Ces deux épisodes n’ont, en apparence, rien en commun. L’un relève de l’apprentissage civique d’un jeune, l’autre des manœuvres politiciennes. Et pourtant, en profondeur, ils sont liés par un fil rouge – ou plutôt un fil brun : celui des réflexes communautaristes qui irriguent encore, au fond des consciences, notre manière de penser le pouvoir, l’identité, la citoyenneté.

Car ce pays, qu’on aime appeler arc-en-ciel, a toujours préféré les pigments à la lumière. Au lieu de les fondre en clarté commune, on les a figés dans des cases, des quotas, des appartenances. Et ce qui n’était, au départ, qu’un compromis fragile – celui de la Constitution de 1968 – est devenu un système. Un système d’assignation. Une République aux prénoms segmentés.

Tout continue, disions-nous, parce que rien n’est encore désethnicisé.

Oui, le mot est rude. Il frotte. Il secoue. Mais il dit ce qui est. Tant que nous n’oserons pas mettre sur la table le lien organique entre nos institutions et les appartenances ethnoreligieuses, alors les mêmes scènes se rejoueront, génération après génération. Et nos enfants auront beau naître dans le métissage et le numérique, nous leur imposerons, au moment du vote, du recrutement, ou de la nomination, une carte d’identité raciale invisible.

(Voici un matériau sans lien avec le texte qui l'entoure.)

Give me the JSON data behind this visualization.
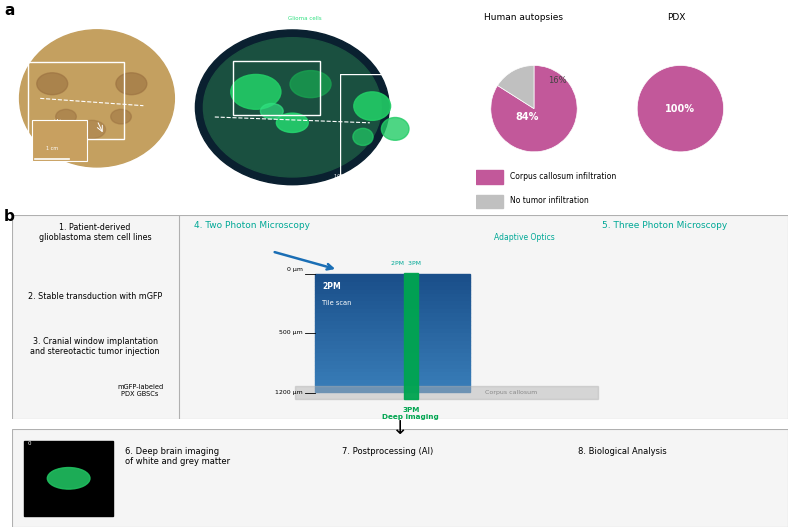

C’est cela, le vrai poison. Non les maladresses de langage, ni même les instrumentalisations politiques. Mais la lenteur avec laquelle la République elle-même continue à entériner des appartenances fixées, figées, fossilisées.

Il ne s’agit pas de nier les origines, ni les héritages. Il ne s’agit pas non plus de réclamer une société d’amnésiques. Non. Il s’agit simplement de faire respirer notre démocratie. De lui retirer la camisole communautaire dans laquelle elle se débat depuis trop longtemps.

Pourquoi, encore aujourd’hui, un étudiant doit-il craindre que ses mots soient interprétés à travers le prisme de son nom ? Pourquoi, encore en 2025, un ministre doit-il affirmer qu’il ne détruit pas un kalimaye parce qu’il est musulman ? Pourquoi, toujours, les alliances politiques sont-elles dictées par les équilibres de castes plus que par les projets de société ?

On se réclame, ici, du vivre ensemble, mais on l’organise comme une cohabitation sous haute surveillance. Chacun dans sa case, chacun dans sa chapelle, chacun dans sa vérité. Et dès qu’un mot dépasse, dès qu’un geste dérange, on brandit les identités comme autant de drapeaux de guerre.

Il faudrait oser, un jour. Oser dire que notre patrimoine n’est pas seulement mortuaire. Qu’il est vivant. Qu’il est ce que deviennent nos enfants quand ils se rencontrent sur les bancs de l’école, dans les bureaux, sur les plages. Qu’il est fait de leurs amitiés, de leurs amours, de leurs colères aussi.

Il faudrait un jour écrire, non pas un Testament des Ancêtres, mais un Testament de la Raison. Un texte simple, limpide, qui dirait que la foi n’est pas une barrière, que la culture n’est pas une prison, que la caste ne fonde aucune autorité républicaine.

Oui, nous avons besoin d’une réforme. Non pas d’un rebranding politique. Mais d’une mutation constitutionnelle. Il est temps de retirer de notre Loi suprême les assignations ethnoreligieuses, ces articles qui obligent les candidats à déclarer leur «communauté» pour siéger à l’Assemblée. Il est temps d’abolir ce Best Loser System, devenu le plus mauvais gagnant du siècle.

Il est temps de déséthniciser. Et d’humaniser.

Car, au fond, la République n’a qu’un seul visage : celui d’un enfant, d’une étudiante, d’un ministre, d’un citoyen – qui voudrait être reconnu, non pour sa caste, mais pour ses actes, sa probité.